独銀2位のコメルツ銀行(フランクフルト)は19日、中国政府が提唱する広域経済圏構想「一帯一路(BRI)」の支援に向けて中国最大手銀の中国工商銀行(ICBC)と枠組み契約を締結したと発表した。総額50億ドル規模のBRI関連プロジェクトを今後5年間、融資や市場資金調達、貿易金融を通して後押ししていく。
一帯一路は中国から欧州、アフリカにまたがる巨大な経済圏を構築するという構想で、習近平国家主席が2013年に提唱した。中国から中央アジアを経由してヨーロッパにつながる「シルクロード経済ベルト(一帯)」と、中国沿岸部を東南アジア、スリランカ、アラビア半島の沿岸部、アフリカ東岸と結ぶ「海上シルクロード(一路)」からなる。中国はこれに沿った地域で交通インフラや工業団地を整備し、東西の交易を活発化させる考えだ。
コメ銀とICBCは同構想関連のプロジェクトに取り組む欧州とアジアの企業を資金面で支援していく。コメ銀が欧州に持つ強力な販売力と、中国市場に関するICBCの知見やノウハウを組み合わせることで相乗効果を引き出す考えだ。

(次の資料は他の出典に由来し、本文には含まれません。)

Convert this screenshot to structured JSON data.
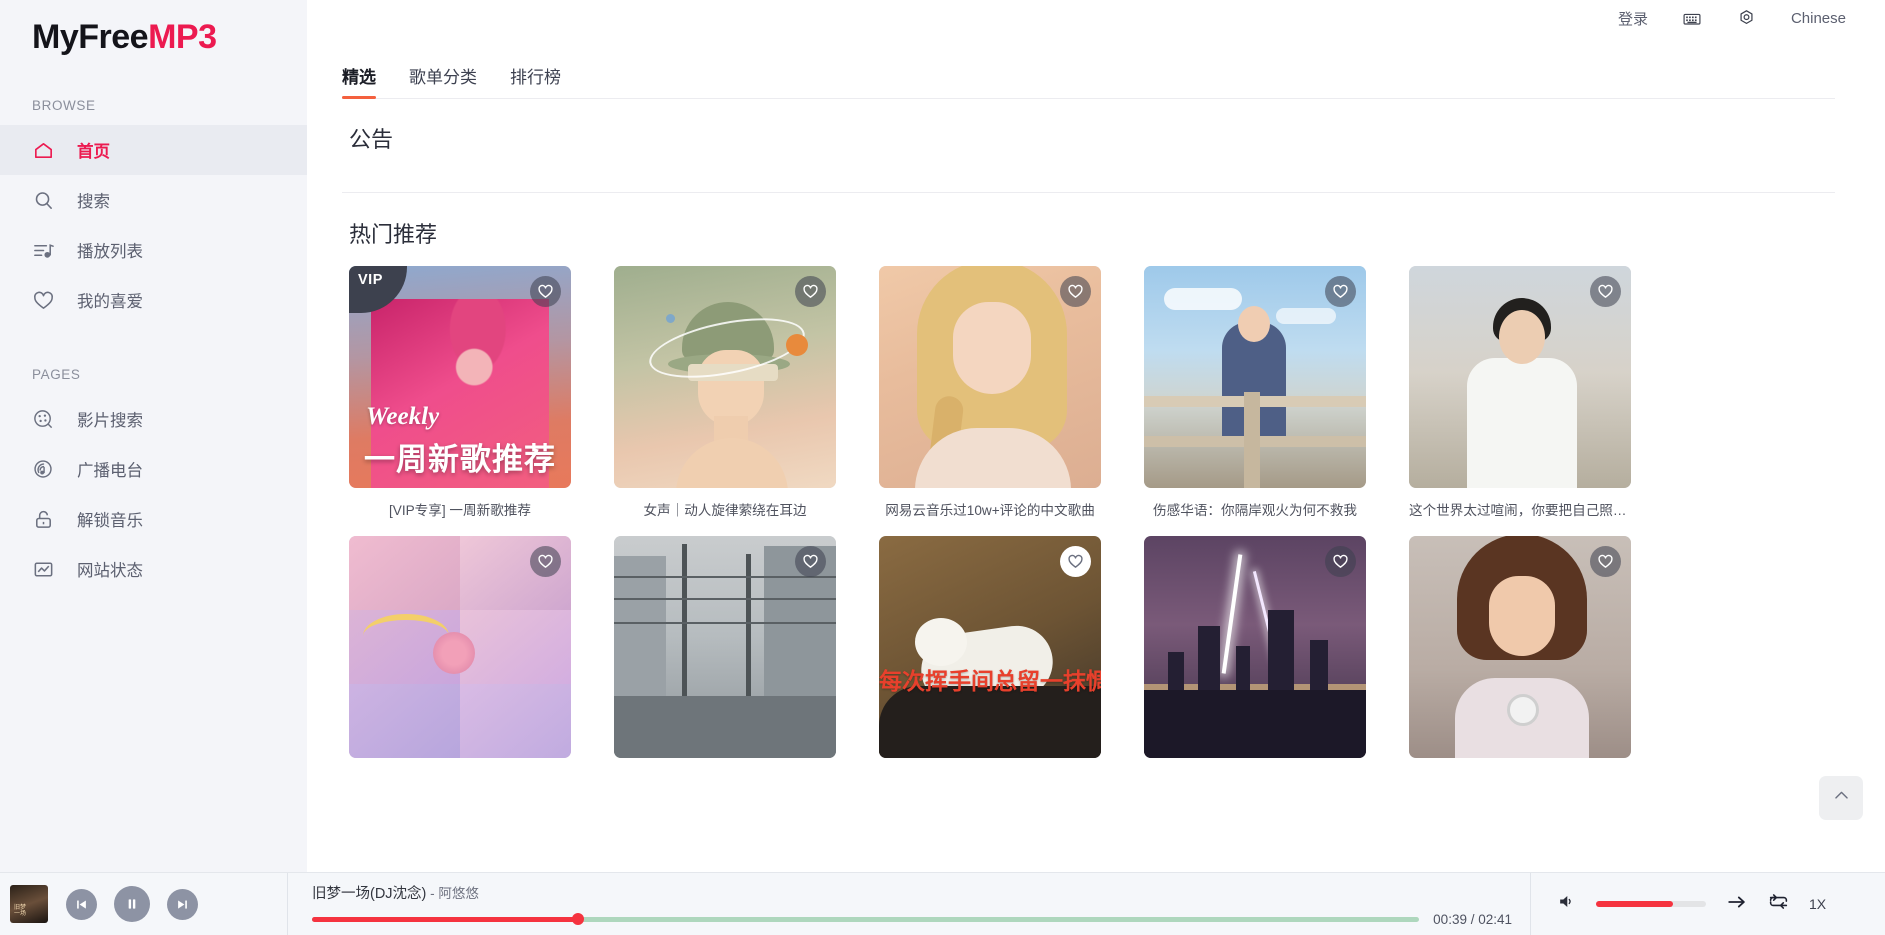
{
  "brand": {
    "part1": "MyFree",
    "part2": "MP3"
  },
  "sidebar": {
    "groups": [
      {
        "label": "BROWSE",
        "items": [
          {
            "label": "首页",
            "icon": "home-icon",
            "active": true
          },
          {
            "label": "搜索",
            "icon": "search-icon",
            "active": false
          },
          {
            "label": "播放列表",
            "icon": "playlist-icon",
            "active": false
          },
          {
            "label": "我的喜爱",
            "icon": "heart-icon",
            "active": false
          }
        ]
      },
      {
        "label": "PAGES",
        "items": [
          {
            "label": "影片搜索",
            "icon": "film-search-icon",
            "active": false
          },
          {
            "label": "广播电台",
            "icon": "radio-icon",
            "active": false
          },
          {
            "label": "解锁音乐",
            "icon": "unlock-icon",
            "active": false
          },
          {
            "label": "网站状态",
            "icon": "status-chart-icon",
            "active": false
          }
        ]
      }
    ]
  },
  "topbar": {
    "login": "登录",
    "keyboard_icon": "keyboard-icon",
    "settings_icon": "gear-icon",
    "language": "Chinese"
  },
  "tabs": [
    {
      "label": "精选",
      "active": true
    },
    {
      "label": "歌单分类",
      "active": false
    },
    {
      "label": "排行榜",
      "active": false
    }
  ],
  "sections": {
    "announcement_title": "公告",
    "recommend_title": "热门推荐"
  },
  "cards_row1": [
    {
      "caption": "[VIP专享] 一周新歌推荐",
      "badge": "VIP",
      "art": "art-weekly",
      "weekly_en": "Weekly",
      "weekly_zh": "一周新歌推荐"
    },
    {
      "caption": "女声｜动人旋律萦绕在耳边",
      "badge": "",
      "art": "art-fem"
    },
    {
      "caption": "网易云音乐过10w+评论的中文歌曲",
      "badge": "",
      "art": "art-lisa"
    },
    {
      "caption": "伤感华语：你隔岸观火为何不救我",
      "badge": "",
      "art": "art-rail"
    },
    {
      "caption": "这个世界太过喧闹，你要把自己照顾好",
      "badge": "",
      "art": "art-shirt"
    }
  ],
  "cards_row2": [
    {
      "caption": "",
      "badge": "",
      "art": "art-collage",
      "overlay": ""
    },
    {
      "caption": "",
      "badge": "",
      "art": "art-street",
      "overlay": ""
    },
    {
      "caption": "",
      "badge": "",
      "art": "art-cat",
      "overlay": "每次挥手间总留一抹惆怅"
    },
    {
      "caption": "",
      "badge": "",
      "art": "art-light",
      "overlay": ""
    },
    {
      "caption": "",
      "badge": "",
      "art": "art-girl",
      "overlay": ""
    }
  ],
  "scroll_top_icon": "chevron-up-icon",
  "player": {
    "prev_icon": "previous-track-icon",
    "play_pause_icon": "pause-icon",
    "next_icon": "next-track-icon",
    "track_title": "旧梦一场(DJ沈念)",
    "track_separator": " - ",
    "track_artist": "阿悠悠",
    "time": "00:39 / 02:41",
    "progress_percent": 24,
    "volume_icon": "volume-icon",
    "volume_percent": 70,
    "mode_icon": "arrow-right-icon",
    "repeat_icon": "repeat-icon",
    "speed": "1X"
  },
  "colors": {
    "accent_pink": "#ec1a50",
    "tab_underline": "#f4603e",
    "player_red": "#f5333f",
    "player_track_green": "#aed7bd",
    "sidebar_bg": "#f4f5f9",
    "overlay_red": "#e8402c"
  }
}
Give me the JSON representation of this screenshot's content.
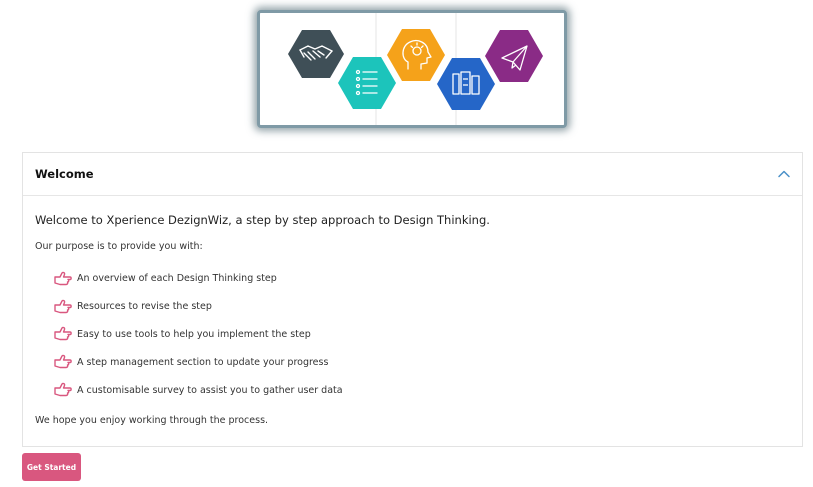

コメ銀グローバル金融機関部門のニコラウス・ギースベルト取締役は『フランクフルター・アルゲマイネ』紙に、「新しいシルクロード(一帯一路)のプロジェクトはねじ・建材メーカーやハイテク製品メーカーといった違いを超えてあらゆる分野のドイツ企業に事業拡大の大きな可能性を提供する。独顧客企業の事業拡大をICBCと共同で支援していきたい」と語った。具体的には融資のほか、債券発行の引き受け、売掛金回収・為替リスクの保証などを行う考えだ。